午飯後,我還是糾結著這個疑惑,便開始尋找著箇中解釋。翻開節日的科目表,大概可分為:節氣的,如春節,中秋節;事件的:國慶節,植樹節;宗教和民間傳統:端午,元宵節;已故為人的誕辰,紀念日等等;還有就是對社會群體:婦女節,母親節,兒童節,老人節。可我發現,給予群體的節日,一般說來都是社會相對的弱勢群體,需要引起社會的關注,愛護和幫助。針對的文化內涵是喚醒人們慈悲和良知,倡導人們投身社會公益,用強勢群體的力量去保護她們。這樣,社會才能繼續發展,人類得以繁衍生息。故而不應該再為社會利益的既得者吹噓。

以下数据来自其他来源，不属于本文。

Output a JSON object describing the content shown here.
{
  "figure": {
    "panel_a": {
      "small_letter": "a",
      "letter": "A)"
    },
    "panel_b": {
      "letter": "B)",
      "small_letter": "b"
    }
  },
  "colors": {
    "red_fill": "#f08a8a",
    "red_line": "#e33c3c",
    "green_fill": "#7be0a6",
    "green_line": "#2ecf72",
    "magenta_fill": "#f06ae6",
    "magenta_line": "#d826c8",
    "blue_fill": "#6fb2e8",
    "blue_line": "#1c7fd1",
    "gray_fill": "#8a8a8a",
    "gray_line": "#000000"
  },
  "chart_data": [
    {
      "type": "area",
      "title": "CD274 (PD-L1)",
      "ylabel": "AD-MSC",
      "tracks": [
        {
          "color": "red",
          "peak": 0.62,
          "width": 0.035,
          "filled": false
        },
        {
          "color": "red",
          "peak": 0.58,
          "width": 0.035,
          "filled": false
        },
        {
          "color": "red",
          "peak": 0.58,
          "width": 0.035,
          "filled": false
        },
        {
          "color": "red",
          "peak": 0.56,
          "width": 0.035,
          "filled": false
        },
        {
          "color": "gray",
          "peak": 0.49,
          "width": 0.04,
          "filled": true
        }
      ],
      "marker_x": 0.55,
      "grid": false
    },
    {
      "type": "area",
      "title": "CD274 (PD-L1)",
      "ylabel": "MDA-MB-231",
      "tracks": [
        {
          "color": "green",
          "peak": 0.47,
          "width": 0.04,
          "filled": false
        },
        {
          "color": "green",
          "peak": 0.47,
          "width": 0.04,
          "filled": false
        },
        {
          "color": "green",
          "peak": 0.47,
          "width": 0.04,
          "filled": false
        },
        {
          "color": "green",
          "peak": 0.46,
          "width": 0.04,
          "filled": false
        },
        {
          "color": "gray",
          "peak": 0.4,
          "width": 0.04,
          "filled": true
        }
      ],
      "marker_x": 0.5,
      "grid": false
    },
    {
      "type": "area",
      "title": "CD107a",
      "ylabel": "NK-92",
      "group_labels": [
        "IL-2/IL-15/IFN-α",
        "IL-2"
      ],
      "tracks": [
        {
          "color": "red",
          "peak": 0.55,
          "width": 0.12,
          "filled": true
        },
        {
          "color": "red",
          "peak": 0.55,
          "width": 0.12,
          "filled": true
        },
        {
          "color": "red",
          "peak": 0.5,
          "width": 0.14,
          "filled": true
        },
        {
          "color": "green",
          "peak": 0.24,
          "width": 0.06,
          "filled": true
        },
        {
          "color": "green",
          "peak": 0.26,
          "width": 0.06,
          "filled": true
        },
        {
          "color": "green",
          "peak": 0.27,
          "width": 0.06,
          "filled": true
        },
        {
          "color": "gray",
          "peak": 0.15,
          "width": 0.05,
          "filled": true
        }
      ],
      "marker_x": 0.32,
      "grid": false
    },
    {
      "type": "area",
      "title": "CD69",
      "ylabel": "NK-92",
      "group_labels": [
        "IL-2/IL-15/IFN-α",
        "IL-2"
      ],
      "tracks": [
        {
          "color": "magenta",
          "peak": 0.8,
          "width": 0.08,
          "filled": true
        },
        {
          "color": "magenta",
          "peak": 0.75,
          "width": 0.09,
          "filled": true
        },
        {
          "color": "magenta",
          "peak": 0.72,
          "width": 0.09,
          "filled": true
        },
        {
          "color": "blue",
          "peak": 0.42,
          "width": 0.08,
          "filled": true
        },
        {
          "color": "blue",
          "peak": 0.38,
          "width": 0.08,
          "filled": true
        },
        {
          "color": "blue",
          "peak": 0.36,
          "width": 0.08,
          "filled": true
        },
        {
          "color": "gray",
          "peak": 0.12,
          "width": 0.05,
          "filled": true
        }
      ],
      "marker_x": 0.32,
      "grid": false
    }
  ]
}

人類社會從原始社會走到現代文明,經歷了母系社會,父權社會到文明的平等社會。而且,由於慣性的延續,社會或多或少還滯留很多男權的痕跡。或許,這是社會的自然平衡,猶如市場經濟條件下的調節。然而,何時忽然颳起關注男人的生存地位,給男人加冕“父親節”,為男人步入弱勢群體而搖旗吶喊,悲哉!我感嘆的不是男人的地位問題,而是社會的倒逆,難道我們要回去母系社會嗎?為了種豬謀福利。歷史的車輪滾滾向前,是不可倒退的,那麼,倒退的只能是社會風氣。目前所呈現的不和諧,應該是社會的錯覺,相信會轉瞬即逝的。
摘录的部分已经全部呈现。